It started in April with a rash of deals between Argentina and Russia during President Cristina Kirchner’s visit to Moscow.
And it continues with a $53 billion investment bang as Chinese Premier Li Keqiang visits Brazil during the first stop of yet another South American commercial offensive – complete with a sweet metaphor: Li riding on a made in China subway train that will ply a new metro line in Rio de Janeiro ahead of the 2016 Olympics.
Where is the US in all this?

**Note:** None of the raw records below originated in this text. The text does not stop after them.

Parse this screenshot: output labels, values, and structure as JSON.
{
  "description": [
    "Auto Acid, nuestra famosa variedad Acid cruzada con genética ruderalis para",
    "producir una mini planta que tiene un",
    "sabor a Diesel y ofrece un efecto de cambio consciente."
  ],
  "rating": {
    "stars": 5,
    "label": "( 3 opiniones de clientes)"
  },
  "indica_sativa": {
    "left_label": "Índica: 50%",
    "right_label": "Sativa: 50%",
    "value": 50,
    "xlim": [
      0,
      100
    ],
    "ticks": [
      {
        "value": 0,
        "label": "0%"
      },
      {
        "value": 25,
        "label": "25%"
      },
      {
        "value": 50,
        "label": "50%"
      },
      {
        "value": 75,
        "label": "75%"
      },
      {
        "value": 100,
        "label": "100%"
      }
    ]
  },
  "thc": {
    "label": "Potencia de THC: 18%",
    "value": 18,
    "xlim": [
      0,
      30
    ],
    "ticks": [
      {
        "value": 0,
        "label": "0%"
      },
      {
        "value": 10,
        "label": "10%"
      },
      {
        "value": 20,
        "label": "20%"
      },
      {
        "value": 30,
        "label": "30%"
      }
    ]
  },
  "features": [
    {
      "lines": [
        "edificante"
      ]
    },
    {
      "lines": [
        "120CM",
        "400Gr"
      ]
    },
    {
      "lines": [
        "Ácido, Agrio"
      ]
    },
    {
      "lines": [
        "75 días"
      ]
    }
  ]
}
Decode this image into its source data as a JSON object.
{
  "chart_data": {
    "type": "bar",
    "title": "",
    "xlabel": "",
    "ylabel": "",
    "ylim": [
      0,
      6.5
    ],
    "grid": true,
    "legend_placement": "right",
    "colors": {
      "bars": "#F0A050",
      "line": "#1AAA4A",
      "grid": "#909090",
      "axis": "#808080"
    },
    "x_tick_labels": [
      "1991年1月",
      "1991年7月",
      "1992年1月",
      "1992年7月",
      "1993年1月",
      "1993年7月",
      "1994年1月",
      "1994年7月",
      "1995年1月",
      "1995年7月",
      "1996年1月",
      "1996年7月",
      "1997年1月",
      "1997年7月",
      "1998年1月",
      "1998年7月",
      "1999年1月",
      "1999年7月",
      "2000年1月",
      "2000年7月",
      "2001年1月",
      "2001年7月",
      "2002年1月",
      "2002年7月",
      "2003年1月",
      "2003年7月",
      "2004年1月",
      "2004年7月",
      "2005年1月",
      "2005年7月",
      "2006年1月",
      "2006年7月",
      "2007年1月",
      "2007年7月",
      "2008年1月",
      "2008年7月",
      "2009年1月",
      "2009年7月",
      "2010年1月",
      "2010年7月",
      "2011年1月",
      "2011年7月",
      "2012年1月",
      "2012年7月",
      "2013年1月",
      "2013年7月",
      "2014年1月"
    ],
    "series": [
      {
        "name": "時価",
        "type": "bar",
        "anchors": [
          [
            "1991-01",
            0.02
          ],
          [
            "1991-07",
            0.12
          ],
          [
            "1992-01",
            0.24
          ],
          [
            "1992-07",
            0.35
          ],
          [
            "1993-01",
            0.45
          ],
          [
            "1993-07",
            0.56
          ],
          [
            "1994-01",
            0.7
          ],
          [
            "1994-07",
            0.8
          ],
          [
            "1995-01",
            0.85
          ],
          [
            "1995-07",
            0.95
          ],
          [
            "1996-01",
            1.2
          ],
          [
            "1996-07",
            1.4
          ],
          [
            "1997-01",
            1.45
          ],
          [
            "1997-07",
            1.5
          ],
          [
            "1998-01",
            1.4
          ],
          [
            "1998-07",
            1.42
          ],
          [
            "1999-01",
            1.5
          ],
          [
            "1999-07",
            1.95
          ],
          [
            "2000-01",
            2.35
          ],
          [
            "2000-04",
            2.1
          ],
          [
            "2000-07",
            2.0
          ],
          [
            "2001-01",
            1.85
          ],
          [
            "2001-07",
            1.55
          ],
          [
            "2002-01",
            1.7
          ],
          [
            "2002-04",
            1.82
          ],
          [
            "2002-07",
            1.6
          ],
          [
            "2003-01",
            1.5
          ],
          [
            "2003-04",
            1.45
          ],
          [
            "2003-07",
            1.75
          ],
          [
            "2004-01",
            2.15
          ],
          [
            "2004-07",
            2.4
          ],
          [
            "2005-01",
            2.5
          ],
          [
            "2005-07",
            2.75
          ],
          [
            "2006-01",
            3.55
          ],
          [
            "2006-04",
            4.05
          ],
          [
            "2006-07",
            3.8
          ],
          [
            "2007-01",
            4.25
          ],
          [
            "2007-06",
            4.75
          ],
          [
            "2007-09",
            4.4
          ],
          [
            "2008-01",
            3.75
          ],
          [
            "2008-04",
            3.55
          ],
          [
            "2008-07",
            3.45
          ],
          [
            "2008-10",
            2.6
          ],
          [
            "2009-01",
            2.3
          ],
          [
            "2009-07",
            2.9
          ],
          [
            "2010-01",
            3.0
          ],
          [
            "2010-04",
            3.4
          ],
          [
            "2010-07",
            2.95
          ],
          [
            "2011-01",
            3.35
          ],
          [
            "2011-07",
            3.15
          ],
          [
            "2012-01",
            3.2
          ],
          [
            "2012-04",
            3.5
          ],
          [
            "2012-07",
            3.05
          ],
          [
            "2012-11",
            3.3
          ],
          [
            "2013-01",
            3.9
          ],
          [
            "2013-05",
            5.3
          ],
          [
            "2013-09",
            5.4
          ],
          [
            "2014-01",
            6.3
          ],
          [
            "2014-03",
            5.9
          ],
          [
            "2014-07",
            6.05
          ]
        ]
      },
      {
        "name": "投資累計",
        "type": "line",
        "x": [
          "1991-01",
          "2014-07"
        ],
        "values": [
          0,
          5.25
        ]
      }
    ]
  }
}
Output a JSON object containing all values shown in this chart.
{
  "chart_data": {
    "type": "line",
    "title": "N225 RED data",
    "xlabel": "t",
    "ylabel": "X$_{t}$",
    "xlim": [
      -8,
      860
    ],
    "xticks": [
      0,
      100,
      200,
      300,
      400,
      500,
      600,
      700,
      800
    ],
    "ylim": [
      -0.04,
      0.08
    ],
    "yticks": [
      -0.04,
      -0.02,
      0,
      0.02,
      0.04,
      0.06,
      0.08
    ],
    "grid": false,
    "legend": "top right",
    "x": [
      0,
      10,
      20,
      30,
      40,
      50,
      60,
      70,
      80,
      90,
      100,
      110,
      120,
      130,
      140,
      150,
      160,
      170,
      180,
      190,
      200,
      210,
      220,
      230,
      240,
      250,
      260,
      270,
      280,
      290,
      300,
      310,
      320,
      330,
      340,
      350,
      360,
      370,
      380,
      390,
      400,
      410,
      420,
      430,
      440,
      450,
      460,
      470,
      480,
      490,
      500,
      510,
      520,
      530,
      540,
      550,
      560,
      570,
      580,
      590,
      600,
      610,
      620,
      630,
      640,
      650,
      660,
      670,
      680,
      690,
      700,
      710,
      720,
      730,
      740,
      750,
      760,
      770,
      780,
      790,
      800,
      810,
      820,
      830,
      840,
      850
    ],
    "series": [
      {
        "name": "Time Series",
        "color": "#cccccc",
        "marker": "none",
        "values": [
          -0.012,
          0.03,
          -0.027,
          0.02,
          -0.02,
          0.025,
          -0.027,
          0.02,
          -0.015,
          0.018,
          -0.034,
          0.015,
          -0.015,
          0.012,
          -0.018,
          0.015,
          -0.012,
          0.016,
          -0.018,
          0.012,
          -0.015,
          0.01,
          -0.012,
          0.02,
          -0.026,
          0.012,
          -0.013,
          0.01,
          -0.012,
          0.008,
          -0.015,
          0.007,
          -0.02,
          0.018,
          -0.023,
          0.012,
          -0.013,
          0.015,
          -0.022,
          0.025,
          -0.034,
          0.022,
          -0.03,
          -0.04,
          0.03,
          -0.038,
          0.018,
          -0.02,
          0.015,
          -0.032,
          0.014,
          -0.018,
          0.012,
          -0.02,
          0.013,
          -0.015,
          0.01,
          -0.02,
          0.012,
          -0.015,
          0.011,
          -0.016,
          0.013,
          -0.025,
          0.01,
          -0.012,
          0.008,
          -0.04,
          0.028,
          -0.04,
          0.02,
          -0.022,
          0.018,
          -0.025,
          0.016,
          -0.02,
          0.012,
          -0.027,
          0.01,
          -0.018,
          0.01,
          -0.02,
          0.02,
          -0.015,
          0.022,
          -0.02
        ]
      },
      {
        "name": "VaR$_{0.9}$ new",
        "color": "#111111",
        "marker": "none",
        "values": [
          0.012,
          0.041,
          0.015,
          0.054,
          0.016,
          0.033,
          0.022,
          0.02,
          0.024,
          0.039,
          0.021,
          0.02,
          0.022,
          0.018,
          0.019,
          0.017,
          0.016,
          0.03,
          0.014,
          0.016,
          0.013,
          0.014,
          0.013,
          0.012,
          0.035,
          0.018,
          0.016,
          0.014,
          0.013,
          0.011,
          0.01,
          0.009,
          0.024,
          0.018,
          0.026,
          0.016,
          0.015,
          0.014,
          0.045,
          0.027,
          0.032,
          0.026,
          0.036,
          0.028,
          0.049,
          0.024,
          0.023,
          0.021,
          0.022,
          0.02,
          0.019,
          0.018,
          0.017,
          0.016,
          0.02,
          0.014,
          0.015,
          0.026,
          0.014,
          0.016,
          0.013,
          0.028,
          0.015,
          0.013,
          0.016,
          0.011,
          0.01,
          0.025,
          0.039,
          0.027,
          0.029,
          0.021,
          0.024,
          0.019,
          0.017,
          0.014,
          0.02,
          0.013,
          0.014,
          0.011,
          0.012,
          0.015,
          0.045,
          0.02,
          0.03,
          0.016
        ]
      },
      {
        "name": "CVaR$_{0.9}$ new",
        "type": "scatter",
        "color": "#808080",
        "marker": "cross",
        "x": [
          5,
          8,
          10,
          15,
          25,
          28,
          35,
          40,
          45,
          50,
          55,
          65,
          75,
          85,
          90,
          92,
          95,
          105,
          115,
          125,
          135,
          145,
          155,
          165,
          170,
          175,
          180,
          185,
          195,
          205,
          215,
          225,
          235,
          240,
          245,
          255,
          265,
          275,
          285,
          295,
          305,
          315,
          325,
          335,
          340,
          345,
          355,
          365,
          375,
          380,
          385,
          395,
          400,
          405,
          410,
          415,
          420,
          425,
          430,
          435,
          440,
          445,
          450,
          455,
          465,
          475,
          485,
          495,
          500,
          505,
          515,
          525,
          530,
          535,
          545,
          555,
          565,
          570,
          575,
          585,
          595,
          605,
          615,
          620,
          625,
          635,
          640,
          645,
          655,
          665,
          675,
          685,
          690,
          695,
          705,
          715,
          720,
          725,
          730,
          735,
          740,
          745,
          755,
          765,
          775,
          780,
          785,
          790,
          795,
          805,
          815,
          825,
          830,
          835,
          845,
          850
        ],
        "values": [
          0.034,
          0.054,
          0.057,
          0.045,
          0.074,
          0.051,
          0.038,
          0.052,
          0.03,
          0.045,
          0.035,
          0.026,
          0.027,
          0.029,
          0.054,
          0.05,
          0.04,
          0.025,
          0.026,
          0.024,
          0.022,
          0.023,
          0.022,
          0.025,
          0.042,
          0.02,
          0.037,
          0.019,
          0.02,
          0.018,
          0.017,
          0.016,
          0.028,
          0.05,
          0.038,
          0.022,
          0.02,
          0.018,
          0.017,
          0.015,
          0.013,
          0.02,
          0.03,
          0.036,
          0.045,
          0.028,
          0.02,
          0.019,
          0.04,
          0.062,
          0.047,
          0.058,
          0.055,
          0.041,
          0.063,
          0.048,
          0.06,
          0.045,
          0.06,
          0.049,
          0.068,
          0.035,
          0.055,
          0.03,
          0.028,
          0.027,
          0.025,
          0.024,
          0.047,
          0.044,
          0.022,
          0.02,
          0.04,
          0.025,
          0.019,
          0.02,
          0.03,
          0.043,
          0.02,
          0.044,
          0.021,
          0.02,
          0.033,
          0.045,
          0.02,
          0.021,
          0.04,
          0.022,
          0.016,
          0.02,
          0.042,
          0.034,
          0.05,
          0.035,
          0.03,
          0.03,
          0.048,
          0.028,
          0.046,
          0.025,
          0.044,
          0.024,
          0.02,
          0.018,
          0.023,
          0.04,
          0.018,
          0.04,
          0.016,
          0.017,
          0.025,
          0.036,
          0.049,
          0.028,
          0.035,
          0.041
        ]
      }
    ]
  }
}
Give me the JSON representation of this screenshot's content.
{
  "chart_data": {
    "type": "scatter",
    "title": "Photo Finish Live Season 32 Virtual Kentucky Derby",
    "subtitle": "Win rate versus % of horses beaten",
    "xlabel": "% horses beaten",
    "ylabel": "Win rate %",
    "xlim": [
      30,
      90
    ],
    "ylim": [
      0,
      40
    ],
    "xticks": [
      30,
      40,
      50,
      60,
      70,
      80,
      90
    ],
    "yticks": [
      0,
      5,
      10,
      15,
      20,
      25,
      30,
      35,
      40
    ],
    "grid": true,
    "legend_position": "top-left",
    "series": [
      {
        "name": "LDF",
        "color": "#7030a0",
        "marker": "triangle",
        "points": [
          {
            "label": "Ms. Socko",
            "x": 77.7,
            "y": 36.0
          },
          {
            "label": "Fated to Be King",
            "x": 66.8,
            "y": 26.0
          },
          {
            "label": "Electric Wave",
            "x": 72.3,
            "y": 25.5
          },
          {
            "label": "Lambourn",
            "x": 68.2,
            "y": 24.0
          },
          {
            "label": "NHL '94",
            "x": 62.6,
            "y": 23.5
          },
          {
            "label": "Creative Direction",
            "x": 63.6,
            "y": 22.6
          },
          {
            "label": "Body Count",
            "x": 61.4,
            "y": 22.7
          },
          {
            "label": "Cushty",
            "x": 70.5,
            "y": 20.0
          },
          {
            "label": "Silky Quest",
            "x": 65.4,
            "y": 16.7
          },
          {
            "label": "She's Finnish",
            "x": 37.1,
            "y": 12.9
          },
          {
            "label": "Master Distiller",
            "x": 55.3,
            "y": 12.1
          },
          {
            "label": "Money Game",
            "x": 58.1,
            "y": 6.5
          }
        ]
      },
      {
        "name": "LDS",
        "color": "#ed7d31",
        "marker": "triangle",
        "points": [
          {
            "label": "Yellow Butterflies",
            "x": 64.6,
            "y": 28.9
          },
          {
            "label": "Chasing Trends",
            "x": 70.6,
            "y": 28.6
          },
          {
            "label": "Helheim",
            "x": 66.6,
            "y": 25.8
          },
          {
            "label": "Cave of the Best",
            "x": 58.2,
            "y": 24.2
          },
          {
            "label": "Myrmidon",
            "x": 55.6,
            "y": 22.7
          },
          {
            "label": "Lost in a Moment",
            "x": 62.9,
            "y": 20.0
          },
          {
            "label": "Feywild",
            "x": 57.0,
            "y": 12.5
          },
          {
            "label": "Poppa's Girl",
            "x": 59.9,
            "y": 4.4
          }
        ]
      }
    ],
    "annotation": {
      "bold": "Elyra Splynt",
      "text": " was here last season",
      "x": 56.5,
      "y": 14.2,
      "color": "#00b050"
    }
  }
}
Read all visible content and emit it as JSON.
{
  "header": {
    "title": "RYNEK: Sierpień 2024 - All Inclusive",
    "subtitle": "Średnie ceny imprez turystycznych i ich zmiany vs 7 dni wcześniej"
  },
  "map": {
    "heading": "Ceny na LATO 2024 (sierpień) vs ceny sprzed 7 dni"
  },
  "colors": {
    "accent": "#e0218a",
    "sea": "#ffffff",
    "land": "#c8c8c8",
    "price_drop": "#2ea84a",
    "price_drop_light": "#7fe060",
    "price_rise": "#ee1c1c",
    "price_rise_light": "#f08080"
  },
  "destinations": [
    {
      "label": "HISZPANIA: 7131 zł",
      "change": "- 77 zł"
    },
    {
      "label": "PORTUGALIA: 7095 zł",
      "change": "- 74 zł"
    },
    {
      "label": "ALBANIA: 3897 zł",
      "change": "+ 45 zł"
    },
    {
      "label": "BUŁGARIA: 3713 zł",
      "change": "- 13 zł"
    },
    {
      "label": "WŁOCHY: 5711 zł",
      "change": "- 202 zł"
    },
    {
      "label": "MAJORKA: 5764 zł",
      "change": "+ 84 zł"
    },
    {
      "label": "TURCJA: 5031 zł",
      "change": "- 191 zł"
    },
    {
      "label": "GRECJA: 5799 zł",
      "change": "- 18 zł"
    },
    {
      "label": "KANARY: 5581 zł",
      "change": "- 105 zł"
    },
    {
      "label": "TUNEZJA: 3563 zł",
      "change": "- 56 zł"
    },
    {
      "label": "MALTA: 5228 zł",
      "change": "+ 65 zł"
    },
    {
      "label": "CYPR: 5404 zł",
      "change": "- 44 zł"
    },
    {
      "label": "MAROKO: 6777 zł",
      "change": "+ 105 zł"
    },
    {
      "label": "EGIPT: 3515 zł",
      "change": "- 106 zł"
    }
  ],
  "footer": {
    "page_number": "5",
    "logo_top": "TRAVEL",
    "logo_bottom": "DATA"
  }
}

Nowhere; little by little, yet inexorably, BRICS members China – and in a smaller measure, Russia – have been no less than restructuring commerce and infrastructure all across Latin America.
Countless Chinese commercial missions have been plying these shores non-stop, much as the US did between World War I and II. In a key meeting in January with Latin American business leaders, President Xi Jinping promised to channel $250 billion for infrastructure projects in the next 10 years.
Top infrastructure projects in Latin America are all being financed by Chinese capital – except the Mariel port in Cuba, whose financing comes from Brazil’s BNDES and whose operation will be managed by Singaporean port operator PSA International Pte Ltd. Construction of the Nicaragua canal – bigger, wider and deeper than Panama’s – started last year by a Hong Kong firm, to be finished by 2019. Argentina, for its part, clinched a $4.7 billion Chinese deal for the construction of two hydroelectric dams in Patagonia.